J5T does an excellent job of providing an overview of the new features in Java 5. The book is divided into chapters, with each focusing on one particular new feature. Topics covered include generics, autoboxing, annotations and threading, among others. The chapters on generics and Java 5’s enumerated types were particularly helpful, as these are two features that greatly simplify lots of Java 1.4 code. Seriously, who wants to deal with a Collection and have to perform a type-cast every time you get an object out of it? And while static classes with simple public final static members did 80% of the job of enumerations, having true enumeration support brings that final 20% which really makes it, well, work. Correctly.

The chapter on threading is also a welcome utility when I’m working with Java applications. Java’s threading has been a persistent mystery to me and McLaughlin and Flanagan do a good job of covering the basics you need for most use cases.

My complaints about the book are incredibly few and mostly echo my previous complaints about the last Developer Notebook I reviewed. They mostly boil down to this: I hate it when my books get scuffed, let alone have coffee slipped on them, so faux drink circles do not make me feel relaxed, only like I need a wet rag to wipe the book down.

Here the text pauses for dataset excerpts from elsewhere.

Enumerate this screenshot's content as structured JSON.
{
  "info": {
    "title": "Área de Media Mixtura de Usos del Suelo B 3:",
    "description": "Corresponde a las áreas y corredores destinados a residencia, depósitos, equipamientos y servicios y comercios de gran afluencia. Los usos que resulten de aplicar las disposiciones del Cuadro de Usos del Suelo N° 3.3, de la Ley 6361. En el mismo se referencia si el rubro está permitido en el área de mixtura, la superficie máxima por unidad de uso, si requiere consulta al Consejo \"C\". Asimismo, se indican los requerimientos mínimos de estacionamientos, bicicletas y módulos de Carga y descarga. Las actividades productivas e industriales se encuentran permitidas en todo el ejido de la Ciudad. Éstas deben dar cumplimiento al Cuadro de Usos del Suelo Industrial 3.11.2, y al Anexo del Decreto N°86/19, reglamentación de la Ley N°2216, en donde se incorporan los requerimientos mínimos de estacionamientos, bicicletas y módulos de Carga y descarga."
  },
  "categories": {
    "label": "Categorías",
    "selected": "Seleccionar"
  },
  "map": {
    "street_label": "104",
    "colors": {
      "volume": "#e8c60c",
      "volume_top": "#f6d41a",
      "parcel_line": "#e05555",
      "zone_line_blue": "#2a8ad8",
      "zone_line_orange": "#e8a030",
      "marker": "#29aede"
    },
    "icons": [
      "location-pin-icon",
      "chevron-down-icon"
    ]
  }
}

Overall J5T is an excellent utility book for people coming from a Java 1.4 background. This also implies that it’s lifetime is somewhat limited: these features are only going to be new for so long, and more and more developers are going to get their first taste of Java in a Java 5 world. Luckily for authors, there’s always new features being added, currently in the Java 6 (Mustang). And if you don’t want to write about language features, I’m still waiting for Java Version Numbering in a Nutshell. Now that would be useful.